Facebook Identity Provider

You can configure Facebook as Identity Provider (IdP) in the Onegini IdP. The Onegini IdP uses Facebook Graph API. This chapter will guide you though all steps that are required to fully configure and use the Facebook IdP with the Onegini IdP.


To successfully complete this topic guide you need to ensure following prerequisites:

  • Onegini IdP instance must to be running, for the sake of this guide we assume it's available under address
  • Onegini IdP must have the Username & password identity provider configured

Configure Facebook identity provider

To register a Facebook IdP within the Onegini IdP as an Identity Provider first you need to create an application on the Facebook platform and obtain it's Client ID and Client Secret. Make sure that the option 'Require app secret' is turned off.
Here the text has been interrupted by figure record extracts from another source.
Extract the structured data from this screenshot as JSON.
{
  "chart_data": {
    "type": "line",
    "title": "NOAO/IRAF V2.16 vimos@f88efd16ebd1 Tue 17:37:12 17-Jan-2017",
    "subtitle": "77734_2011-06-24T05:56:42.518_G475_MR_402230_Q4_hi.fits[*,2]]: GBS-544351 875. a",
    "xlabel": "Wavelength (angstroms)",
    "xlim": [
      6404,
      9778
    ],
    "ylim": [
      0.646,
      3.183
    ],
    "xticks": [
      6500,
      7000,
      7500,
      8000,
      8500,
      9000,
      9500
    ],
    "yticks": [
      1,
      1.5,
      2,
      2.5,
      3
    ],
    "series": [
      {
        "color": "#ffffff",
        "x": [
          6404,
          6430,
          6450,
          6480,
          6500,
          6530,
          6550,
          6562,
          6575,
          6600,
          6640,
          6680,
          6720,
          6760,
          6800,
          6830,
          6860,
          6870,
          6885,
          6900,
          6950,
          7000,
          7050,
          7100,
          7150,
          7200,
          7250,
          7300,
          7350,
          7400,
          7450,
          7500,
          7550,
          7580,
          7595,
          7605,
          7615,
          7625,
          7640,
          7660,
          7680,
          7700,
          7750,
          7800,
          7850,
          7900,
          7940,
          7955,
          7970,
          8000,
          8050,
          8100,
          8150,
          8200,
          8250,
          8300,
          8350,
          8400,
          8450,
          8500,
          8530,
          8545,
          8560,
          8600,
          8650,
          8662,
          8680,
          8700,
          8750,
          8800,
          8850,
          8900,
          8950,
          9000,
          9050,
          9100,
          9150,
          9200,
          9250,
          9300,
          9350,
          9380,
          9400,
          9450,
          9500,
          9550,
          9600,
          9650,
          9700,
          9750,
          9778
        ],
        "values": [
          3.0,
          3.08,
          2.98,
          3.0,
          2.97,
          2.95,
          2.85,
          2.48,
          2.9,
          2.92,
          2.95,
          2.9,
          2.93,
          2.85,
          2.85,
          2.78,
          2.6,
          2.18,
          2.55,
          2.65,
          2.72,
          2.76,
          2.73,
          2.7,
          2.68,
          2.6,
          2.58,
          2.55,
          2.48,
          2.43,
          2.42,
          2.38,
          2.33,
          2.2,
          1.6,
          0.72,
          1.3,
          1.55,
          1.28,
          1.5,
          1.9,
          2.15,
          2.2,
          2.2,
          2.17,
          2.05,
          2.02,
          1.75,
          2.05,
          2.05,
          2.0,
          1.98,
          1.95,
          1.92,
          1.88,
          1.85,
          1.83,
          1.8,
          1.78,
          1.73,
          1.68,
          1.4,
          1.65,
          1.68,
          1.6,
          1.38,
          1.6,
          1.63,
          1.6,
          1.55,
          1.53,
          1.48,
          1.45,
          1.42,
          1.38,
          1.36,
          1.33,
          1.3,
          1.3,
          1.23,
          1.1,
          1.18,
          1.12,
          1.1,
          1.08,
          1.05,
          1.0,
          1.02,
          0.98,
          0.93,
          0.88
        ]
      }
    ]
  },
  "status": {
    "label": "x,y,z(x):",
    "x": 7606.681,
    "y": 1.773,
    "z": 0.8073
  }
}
Next visit the page and login to the Onegini IdP admin console. Select the Config menu option and navigate to the Identity Providers tab. Hit the + button to create a new Identity Provider configuration. Fill in the form as follows:

  1. Type - open the dropdown list and select Facebook
  2. Name - name your Facebook IdP instance
  3. Authentication Level - choose desired authentication level
  4. Enabled - mark your Identity Provider as enabled
  5. OAuth attributes - paste your Facebook Client ID as Client ID and Client Secret as Client Secret. Define Client Scope, you can read more about supported scopes in the official Facebook documentation
  6. Attributes mappings - Onegini IdP within the configuration form gives you option to define the attribute mappings. It's a very useful functionality which allows you define "translations" for user's profile and custom attributes. The automatic Sign-up functionality requires at least Email address attribute to mapped from the external identity provider (Facebook). Depending on the scope that you use you can also provide additional mappings for other fields. To get more info about attribute mappings please check the Attribute Mappings topic guide.


If Graph API return a list of values for one attribute, only first one will be saved. Also there is no support for complex value in form of a map, like address.